The actress' comments came after an excerpt from a Vanity Fair profile of Jolie, who co-wrote and directed the film First They Killed My Father, sparked a backlash online earlier this week from people who criticised the methods as being cruel and exploitative.
Adapted from Loung Ung's memoir, the biographical drama centres on her childhood under the brutal Khmer Rouge regime in Cambodia, which she talked about in a recent Vanity Fair profile.
The article described a scene in which casting directors attempting to find a child actress to play the lead role presented money to impoverished children, only to take it away from them as an acting exercise.
Jolie and producer Rithy Panh issued joint statements on Sunday denying claims that the production was exploitative, through a representative from Netflix, which is producing and distributing the film.
"I am upset that a pretend exercise in an improvisation, from an actual scene in the film, has been written about as if it was a real scenario," Jolie said.
"The suggestion that real money was taken from a child during an audition is false and upsetting.

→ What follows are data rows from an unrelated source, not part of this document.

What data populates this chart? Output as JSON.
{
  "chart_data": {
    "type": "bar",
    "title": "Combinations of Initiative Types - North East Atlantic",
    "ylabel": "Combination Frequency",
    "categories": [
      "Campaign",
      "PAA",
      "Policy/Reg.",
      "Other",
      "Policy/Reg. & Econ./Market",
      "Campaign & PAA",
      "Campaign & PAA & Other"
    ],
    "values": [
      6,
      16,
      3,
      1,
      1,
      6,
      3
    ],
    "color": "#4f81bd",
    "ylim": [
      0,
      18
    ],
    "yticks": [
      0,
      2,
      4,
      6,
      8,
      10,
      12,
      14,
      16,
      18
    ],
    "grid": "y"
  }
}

"I would be outraged myself if this had happened."
Jolie said parents, guardians and doctors were on the set every day to care for the children and "make sure that no one was in any way hurt by participating in the recreation of such a painful part of their country's history".

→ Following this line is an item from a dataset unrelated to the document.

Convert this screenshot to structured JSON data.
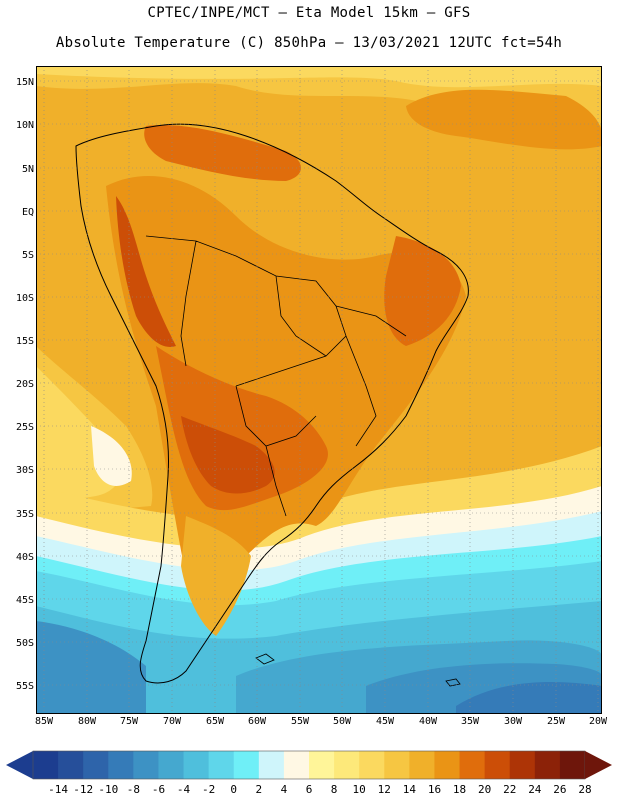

Panh, himself a survivor of the Khmer Rouge, added that casting "was done in the most sensitive way possible".
He described a process that was informed both by families' preferences and NGO (non-governmental organisation) guidelines in which the children understood that they would be acting out a scene.
"The children were not tricked or entrapped, as some have suggested," Panh said.
"They understood very well that this was acting, and make believe."
The Vanity Fair article went into more detail about the production than the one paragraph that circulated on Twitter, which sparked the initial outrage.
Vanity Fair issued a statement on Sunday saying author Evgenia Peretz "clearly describes what happened during the casting process as a 'game'" and "that t he film-makers went to extraordinary lengths to be sensitive in addressing the psychological stresses on the cast and crew that were inevitable in making a movie about the genocide carried out in Cambodia by the Khmer Rouge".
Jolie's film will debut on Netflix after being shown at the Toronto International Film Festival in September.